The human body is an amazing thing. Women's bodies are especially amazing in that every month they prepare so that when new life takes hold our bodies shift and change to not only accommodate it but to nurture it. Once that baby is born our minds and lives shift and change to not only accommodate that baby but to nurture it - the heart and spirit have a tremendous capacity for expansion. It really is a miracle that any of us are born healthy - what an incredible and intricate process early development is. I've studied it enough to know that each cell-to-cell communication is a delicate but precise dance of information exchange. But nature is wise and when that process is too far from perfect she puts on the brakes. When I arrived at the clinic for a recheck ultrasound my mouth was dry and my palms were sweating. I waited to see what I knew in my heart was true - the embryo had died and all the tissues were beginning to reabsorb. I'll never know what was wrong with this baby and it doesn't very much matter. I'm sad to say goodbye to it but am grateful to say goodbye now when it is still early.

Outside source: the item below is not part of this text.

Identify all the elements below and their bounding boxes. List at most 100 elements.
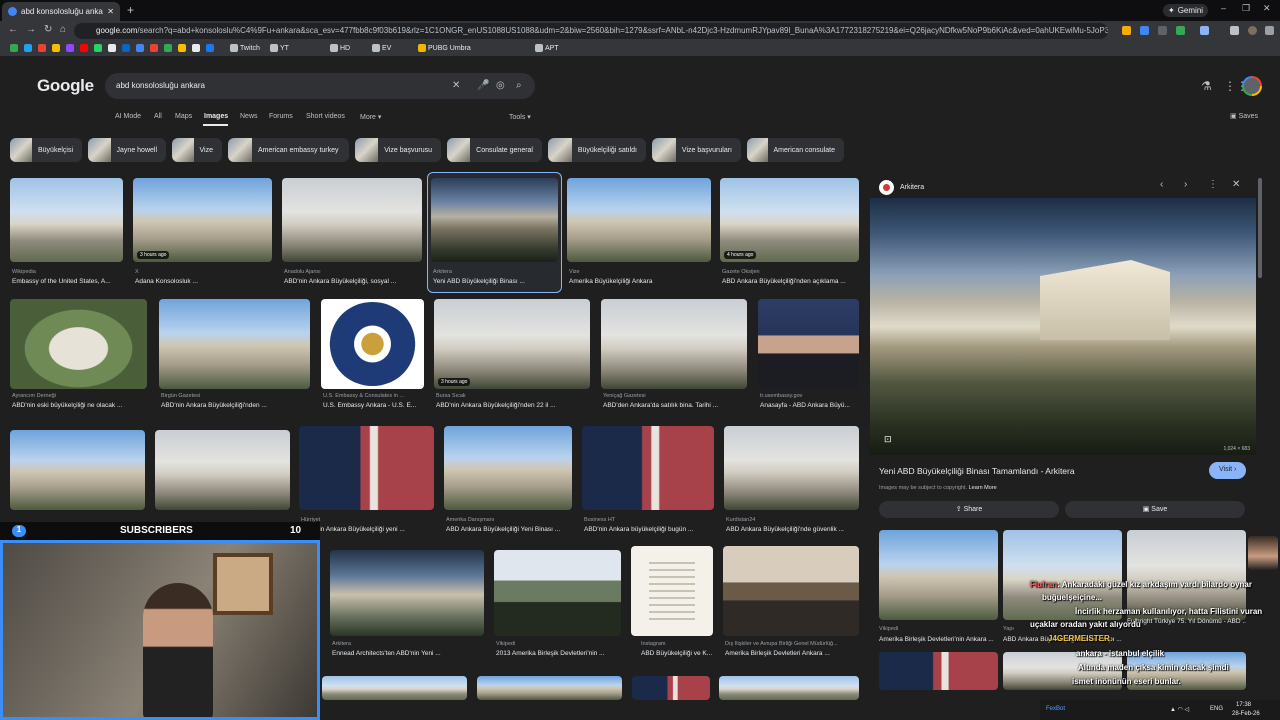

Given that I am an emotional creature I expected to feel an intense sense of loss and I keep scanning myself to find it. Am I just ignoring it because I'm masterful at ignoring my own feelings? I don't think I am. I am sad and disappointed but not feeling intense grief. I know now that my chances of going on to hold a precious newborn baby in my arms again are pretty good. Expanding our family is as exciting a thought as it's ever been. I hope that the next couple of months bring us this joy again but with a living baby at the end of it. We will move on. In the meanwhile I will keep running. I will do good work. I will create. I will love the baby I already have and she has been the most effective healing power of all.
I can't count how many times over the past 2 days I have wanted only to hold her close to me. We have tickled, read books, danced like giggling fools, and gazed into each others eyes. It feels so good to be with her. The tenderness I feel toward her is enhanced because I am reminded of how incredibly blessed I am to have a healthy baby here with me right now.

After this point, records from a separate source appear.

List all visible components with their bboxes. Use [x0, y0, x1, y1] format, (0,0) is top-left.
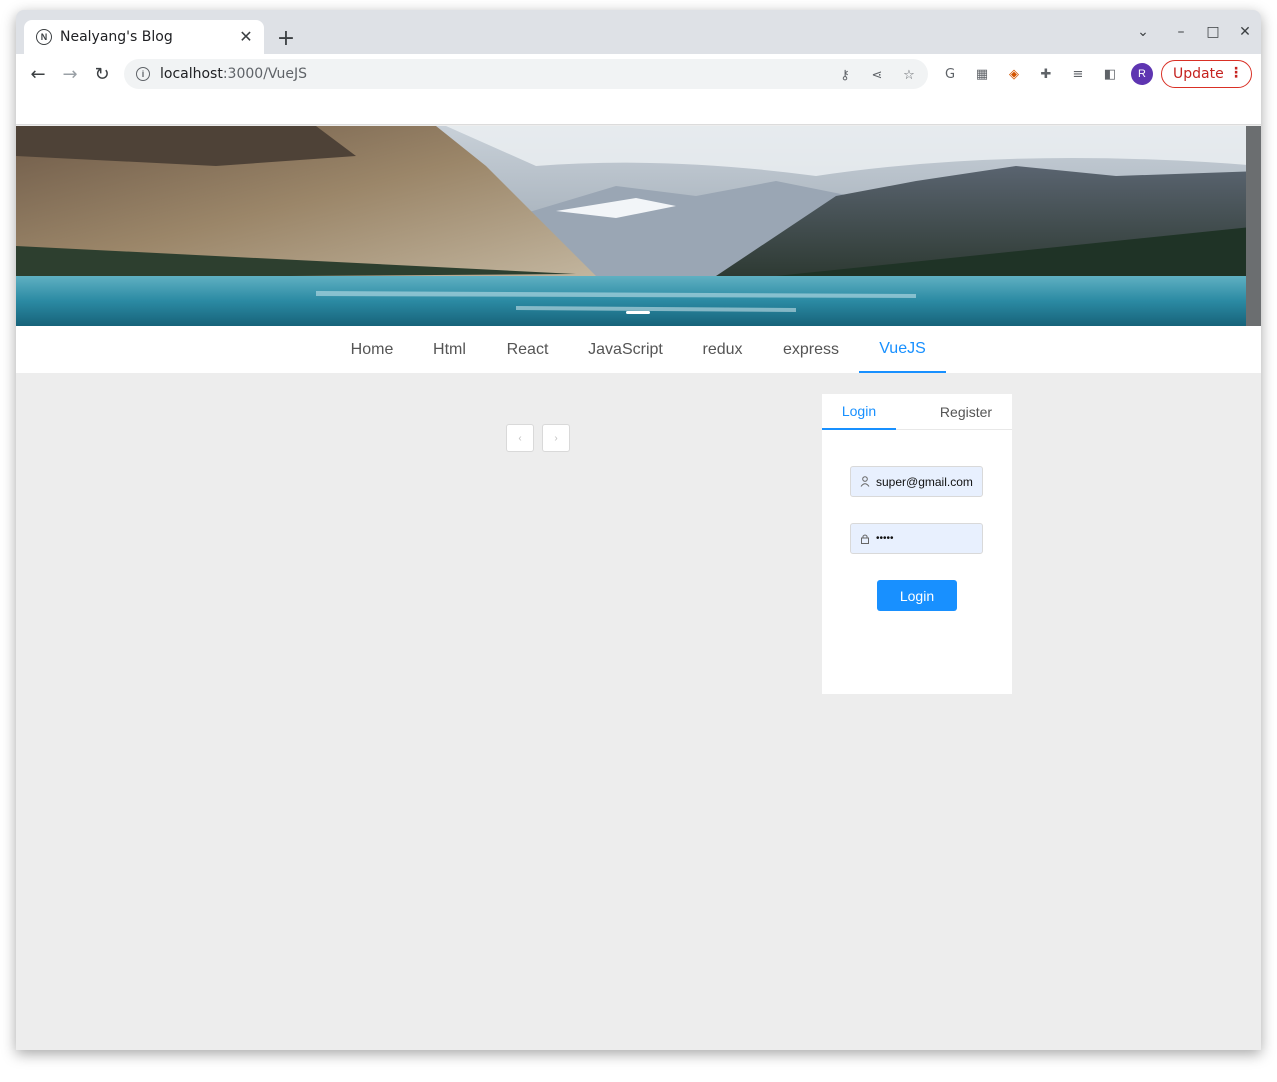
browser-toolbar: ← → ↻ i localhost:3000/VueJS ⚷ ⋖ ☆ G ▦ ◈… — [16, 54, 1261, 94]
address-bar[interactable]: i localhost:3000/VueJS ⚷ ⋖ ☆ — [124, 59, 928, 89]
url-text[interactable]: localhost:3000/VueJS — [160, 66, 307, 82]
password-value: ••••• — [876, 533, 894, 544]
password-field[interactable]: ••••• — [850, 523, 983, 554]
puzzle-icon[interactable]: ✚ — [1037, 65, 1055, 83]
color-extension-icon[interactable]: ◈ — [1005, 65, 1023, 83]
close-window-icon[interactable]: ✕ — [1233, 22, 1257, 42]
share-icon[interactable]: ⋖ — [868, 66, 886, 84]
back-icon[interactable]: ← — [26, 62, 50, 86]
login-submit-button[interactable]: Login — [877, 580, 957, 611]
url-host: localhost — [160, 66, 223, 82]
pagination-prev-button[interactable]: ‹ — [506, 424, 534, 452]
banner-carousel — [16, 126, 1261, 326]
site-favicon-icon: N — [36, 29, 52, 45]
nav-item-vuejs[interactable]: VueJS — [859, 326, 946, 373]
qr-icon[interactable]: ▦ — [973, 65, 991, 83]
browser-window: N Nealyang's Blog ✕ + ⌄ – □ ✕ ← → ↻ i lo… — [16, 10, 1261, 1050]
tab-login[interactable]: Login — [822, 394, 896, 430]
update-label: Update — [1173, 66, 1224, 82]
update-button[interactable]: Update ⋮ — [1161, 60, 1252, 88]
lock-icon — [859, 533, 871, 544]
main-nav: Home Html React JavaScript redux express… — [16, 326, 1261, 373]
page-viewport: Home Html React JavaScript redux express… — [16, 94, 1261, 1050]
nav-item-redux[interactable]: redux — [682, 326, 763, 373]
key-icon[interactable]: ⚷ — [836, 66, 854, 84]
browser-tab[interactable]: N Nealyang's Blog ✕ — [24, 20, 264, 54]
info-icon[interactable]: i — [136, 67, 150, 81]
carousel-indicator[interactable] — [626, 311, 650, 314]
login-card: Login Register super@gmail.com ••••• Log… — [822, 394, 1012, 694]
reading-list-icon[interactable]: ≡ — [1069, 65, 1087, 83]
page-top-bar — [16, 94, 1261, 125]
nav-item-html[interactable]: Html — [413, 326, 486, 373]
email-field[interactable]: super@gmail.com — [850, 466, 983, 497]
new-tab-button[interactable]: + — [274, 26, 298, 51]
tab-register[interactable]: Register — [928, 394, 1004, 430]
tab-strip: N Nealyang's Blog ✕ + ⌄ – □ ✕ — [16, 10, 1261, 54]
google-icon[interactable]: G — [941, 65, 959, 83]
side-panel-icon[interactable]: ◧ — [1101, 65, 1119, 83]
banner-image — [16, 126, 1261, 326]
maximize-icon[interactable]: □ — [1201, 22, 1225, 42]
tab-search-icon[interactable]: ⌄ — [1131, 22, 1155, 42]
reload-icon[interactable]: ↻ — [90, 62, 114, 86]
tab-close-icon[interactable]: ✕ — [236, 27, 256, 47]
pagination-next-button[interactable]: › — [542, 424, 570, 452]
avatar[interactable]: R — [1131, 63, 1153, 85]
url-path: :3000/VueJS — [222, 66, 308, 82]
nav-item-javascript[interactable]: JavaScript — [569, 326, 682, 373]
forward-icon[interactable]: → — [58, 62, 82, 86]
menu-dots-icon: ⋮ — [1229, 65, 1243, 81]
user-icon — [859, 476, 871, 487]
nav-item-react[interactable]: React — [486, 326, 569, 373]
tab-title: Nealyang's Blog — [60, 29, 173, 45]
nav-item-express[interactable]: express — [763, 326, 859, 373]
star-icon[interactable]: ☆ — [900, 66, 918, 84]
email-value: super@gmail.com — [876, 474, 973, 489]
login-tabs: Login Register — [822, 394, 1012, 430]
nav-item-home[interactable]: Home — [331, 326, 413, 373]
minimize-icon[interactable]: – — [1169, 22, 1193, 42]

The procedure to remove the embryo and supportive tissue is over and I am home. Ada and I will go to Stride-Rite later for some new shoes because life keeps going on around you even when your own little personal universe stands still for a few moments.
Back to our regular life with an eye ever on the future.
Back to our regular life with an eye ever on the future.
6 Lovies:
i'm sorry hon.
As always, I love how you convey so many emotions through your words.
Sending you lots of love from far away. You've got a great attitude. I'm rooting for you. (((HUGS)))
You are an amazing writer, an amazing mom, and an amazing person. They say eyes are the window to the soul but your writing really reveals yours.
I am truly sorry you went through this. Big hugs!
((hugs))
I am so sorry. I was so thrilled when I found out you were expecting. It will be all the more sweet when you get pregnant again and then get to hold that precious baby. Love you!
I am so so sorry. I lost a baby very early on as well, before PJ. It's never easy. Hugs.